Other educators said that things are complicated even more since the school system has no well-developed technology plan. If such a drastic move is in the works, most teachers said they would like a bit of reassurance that a solid transition plan was in place. But they said there isn’t.
Others argue that phasing out Macs is ludicrous since Apple leads the market in the number of units it has in place in K-12, with 27.7 percent in desktop installation and 34.9 percent in notebooks, according to a survey of 201 districts nationwide during the 2000-2001 school year by research firm International Data Corp.
And as MacCentral reported on July 9, Dell isn’t likely to overtake Apple in the educational computing market during this school year, based on statistics from Quality Education Data (QED) a provider of K-12 and higher education market research.
According to QED’s statistics, there are 2,727,018 to 3,236,798 Apple systems installed in U.S. public schools compared to Dell’s 1,240,420 to 1,572,042 range and Compaq’s 738,680 to 997,485. In other words, Apple has over twice as many systems in use.
For the 2001-2002 school year, QED estimates that U.S. public schools will purchase 311,896 to 447,994 Macs compared to 203,808 to 270,500 Dell systems and 118,427 to 215,705 Compaq units.
School board member Vern Denney is a Mac user. He admits he has a personal prejudice, but doesn’t feel that it should dictate how the district should go.
“I would hope that any applications that are adopted for system wide use would be Web-based to minimize the platform issue” he said.
Garcia came to Nashville from California where he had been superintendent since 1994 of the Corona-Norco Unified School District just outside Los Angeles. Garcia, 54, was born in Cuba and came to America when he was 15. Garcia is bilingual, married with five grown children and five grandchildren.
Garcia has spent his career in education. He graduated from the University of Kansas and received his master’s degree from San Diego State University and a doctoral degree in education from the University of Southern California. He has been a teacher, principal, assistant superintendent, and superintendent of schools.

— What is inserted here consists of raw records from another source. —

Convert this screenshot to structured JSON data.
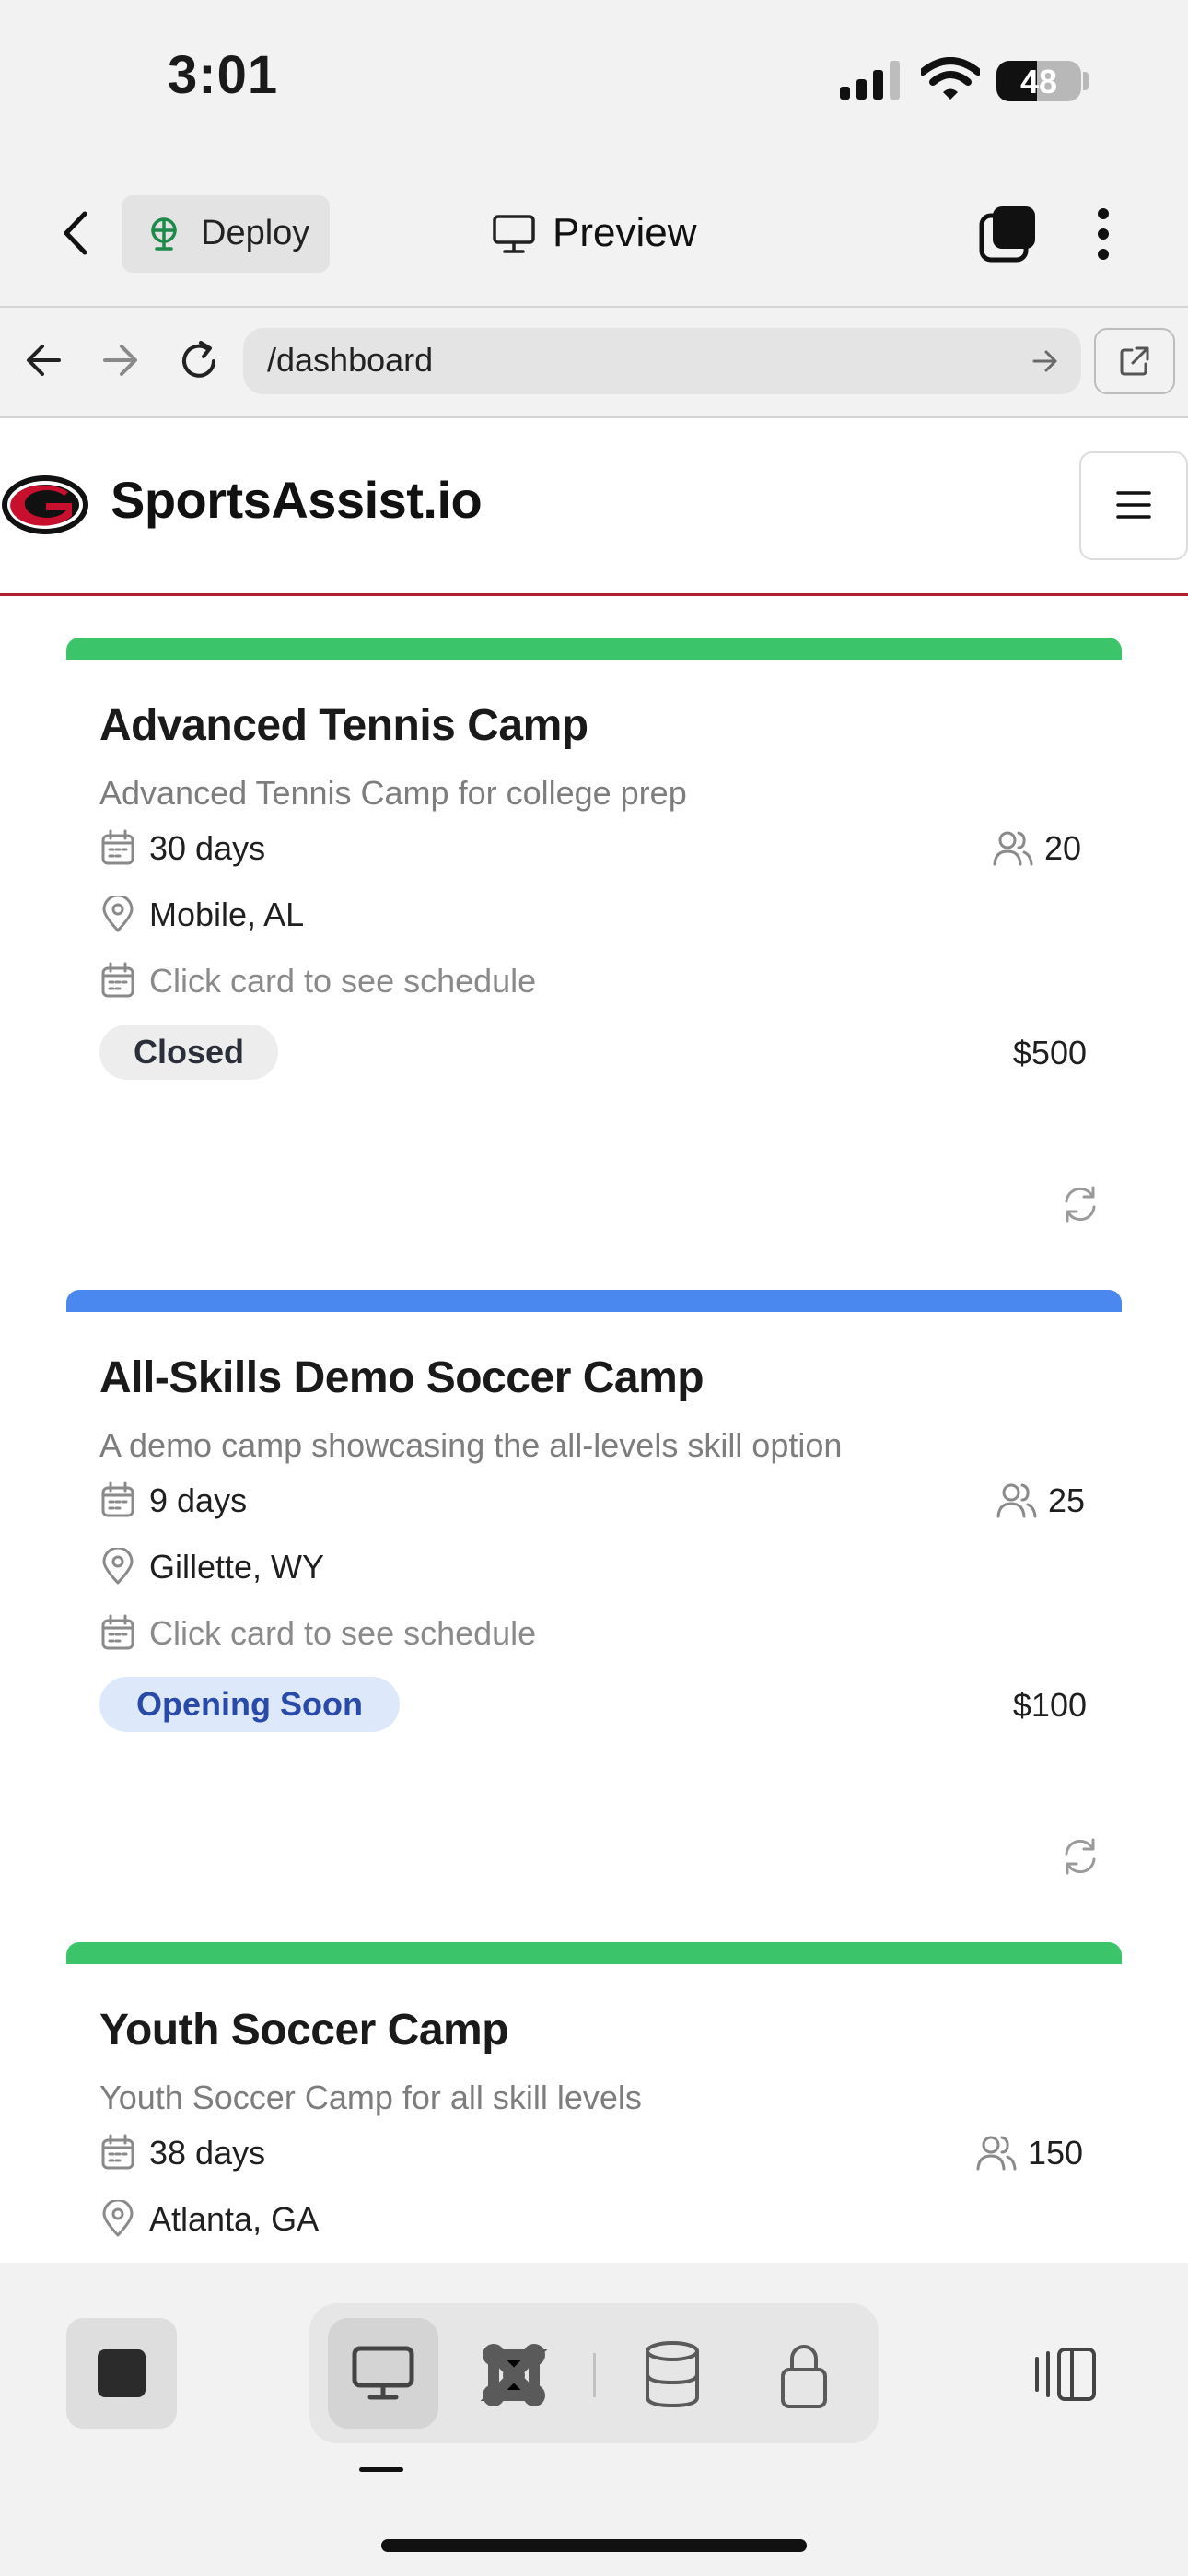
{
  "status_bar": {
    "time": "3:01",
    "battery": "48",
    "battery_percent": 48
  },
  "app_header": {
    "deploy_label": "Deploy",
    "preview_label": "Preview"
  },
  "browser": {
    "url": "/dashboard"
  },
  "site": {
    "brand": "SportsAssist.io"
  },
  "cards": [
    {
      "title": "Advanced Tennis Camp",
      "description": "Advanced Tennis Camp for college prep",
      "duration": "30 days",
      "capacity": "20",
      "location": "Mobile, AL",
      "schedule": "Click card to see schedule",
      "status": "Closed",
      "price": "$500",
      "accent_color": "#3cc46a",
      "badge_bg": "#ededed",
      "badge_fg": "#2a2f3a"
    },
    {
      "title": "All-Skills Demo Soccer Camp",
      "description": "A demo camp showcasing the all-levels skill option",
      "duration": "9 days",
      "capacity": "25",
      "location": "Gillette, WY",
      "schedule": "Click card to see schedule",
      "status": "Opening Soon",
      "price": "$100",
      "accent_color": "#4a88ef",
      "badge_bg": "#dde9fb",
      "badge_fg": "#2a4aa8"
    },
    {
      "title": "Youth Soccer Camp",
      "description": "Youth Soccer Camp for all skill levels",
      "duration": "38 days",
      "capacity": "150",
      "location": "Atlanta, GA",
      "accent_color": "#3cc46a"
    }
  ],
  "icons": {
    "back": "chevron-left-icon",
    "deploy": "globe-icon",
    "preview": "monitor-icon",
    "tabs": "tabs-icon",
    "more": "more-vertical-icon",
    "calendar": "calendar-icon",
    "location": "map-pin-icon",
    "users": "users-icon",
    "refresh": "refresh-icon",
    "menu": "hamburger-menu-icon"
  }
}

Last Thursday MacCentral e-mailed and called the director of schools with a list of questions to give him a chance to explain his decision. We also pointed out that we would be reporting on the matter on Sept. 17. However, neither he nor school board members, with the exception of Denney, responded.
“Dr. Garcia has decided to bribe our system with money to convert us to PC,” one educator told us. ” If we can’t use grant money to purchase Macs and are left to buy our own then, then he will slowly starve Mac users to nothing until we are forced to accept PC.”
And another teacher summed up the feelings of the educators with whom we spoke when she said that, “instead of moving forward, we’ll be moving backward. This is going to create lots of headaches, and we’ve got enough headaches without ones like this.”